Determine each moment focal plane drift data in the measurement of described thermal effect, the Fitting Calculation goes out the parameter of the lens effect biexponential model.

5. measuring method according to claim 4, is characterized in that, described pre-demarcation comprises the following steps:

Step one, uploads described mask, and mobile described work stage is to nominal focal surface position;

Step 2, moves axially described work stage in the focal depth range near described nominal focal surface position, and described light intensity sensor is to described light intensity continuous sampling;

Step 3, records first group of axial location of light intensity described in first group and described work stage, obtains the first actual measurement focal plane;

Step 4, using described first actual measurement focal plane as the described nominal focal surface of step one, repeating said steps one to step 3, records second group of axial location of light intensity described in second group and described work stage;

Step 5, all deducts described first actual measurement focal plane, obtains the relation that described in described second group, light intensity and focal plane drift about by described second group of axial location.

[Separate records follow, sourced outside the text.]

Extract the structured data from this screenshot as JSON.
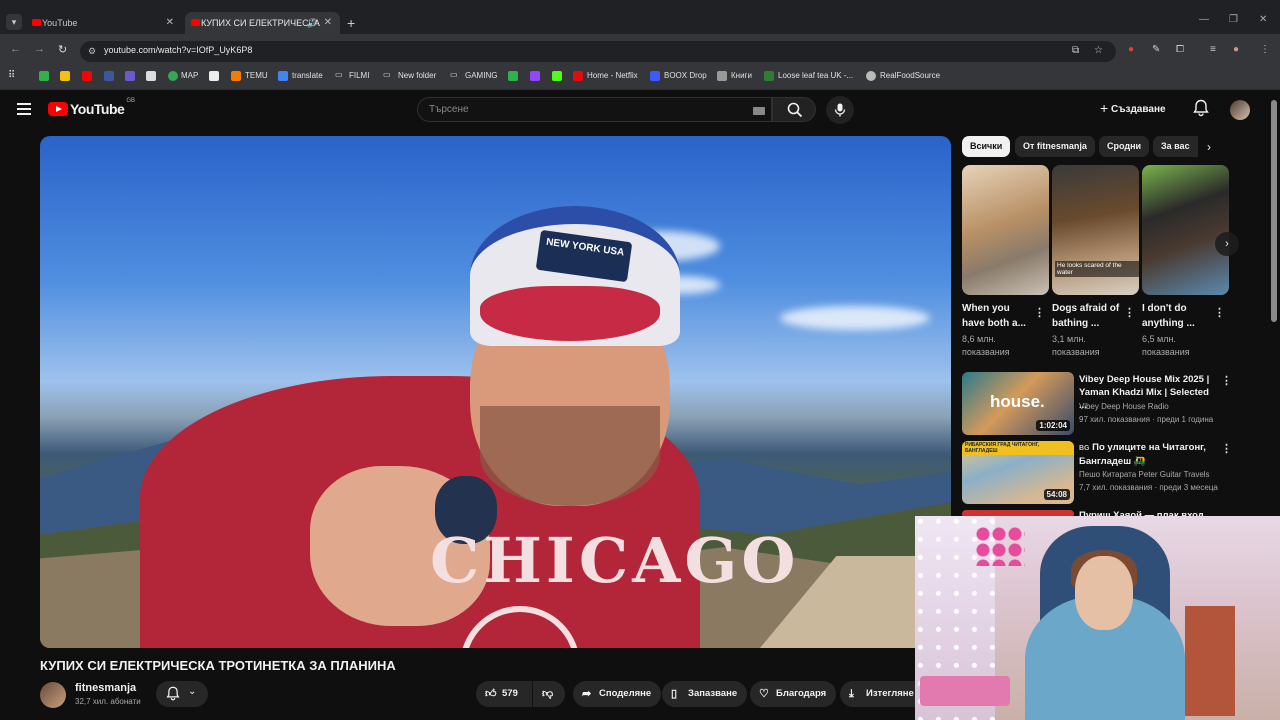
{
  "browser": {
    "tabs": [
      {
        "title": "YouTube"
      },
      {
        "title": "КУПИХ СИ ЕЛЕКТРИЧЕСКА"
      }
    ],
    "url": "youtube.com/watch?v=IOfP_UyK6P8",
    "bookmarks": [
      "MAP",
      "TEMU",
      "translate",
      "FILMI",
      "New folder",
      "GAMING",
      "Home - Netflix",
      "BOOX Drop",
      "Книги",
      "Loose leaf tea UK -...",
      "RealFoodSource"
    ]
  },
  "youtube": {
    "logo": "YouTube",
    "country": "GB",
    "search_placeholder": "Търсене",
    "create_label": "Създаване"
  },
  "video": {
    "title": "КУПИХ СИ ЕЛЕКТРИЧЕСКА ТРОТИНЕТКА ЗА ПЛАНИНА",
    "cap_text": "NEW YORK USA",
    "shirt_text": "CHICAGO",
    "channel": "fitnesmanja",
    "subscribers": "32,7 хил. абонати",
    "likes": "579",
    "share_label": "Споделяне",
    "save_label": "Запазване",
    "thanks_label": "Благодаря",
    "download_label": "Изтегляне"
  },
  "sidebar": {
    "chips": [
      "Всички",
      "От fitnesmanja",
      "Сродни",
      "За вас"
    ],
    "shorts": [
      {
        "title": "When you have both a...",
        "views": "8,6 млн. показвания",
        "caption": ""
      },
      {
        "title": "Dogs afraid of bathing ...",
        "views": "3,1 млн. показвания",
        "caption": "He looks scared of the water"
      },
      {
        "title": "I don't do anything ...",
        "views": "6,5 млн. показвания",
        "caption": ""
      }
    ],
    "recommendations": [
      {
        "title": "Vibey Deep House Mix 2025 | Yaman Khadzi Mix | Selected ...",
        "channel": "Vibey Deep House Radio",
        "meta": "97 хил. показвания · преди 1 година",
        "duration": "1:02:04",
        "thumb_text": "house."
      },
      {
        "title": "По улиците на Читагонг, Бангладеш 🛺",
        "channel": "Пешо Китарата Peter Guitar Travels",
        "meta": "7,7 хил. показвания · преди 3 месеца",
        "duration": "54:08",
        "thumb_text": "РИБАРСКИЯ ГРАД ЧИТАГОНГ, БАНГЛАДЕШ"
      },
      {
        "title": "Пуриш Хаяой — плак вход",
        "channel": "",
        "meta": "",
        "duration": "",
        "thumb_text": ""
      }
    ]
  }
}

6. measuring method according to claim 4, it is characterized in that, the described method determining each moment focal plane drift data in the measurement of described thermal effect is the relation of being drifted about by described light intensity and the described projection objective focal plane of described pre-demarcation, utilizes cubic spline interpolation and obtains.

7. measuring method according to claim 4, is characterized in that, the region of described mask except described test badge is photic zone.

8. measuring method according to claim 4, is characterized in that, described test badge is multiple, and multiple described test badge is the distribution in matrix array on described mask.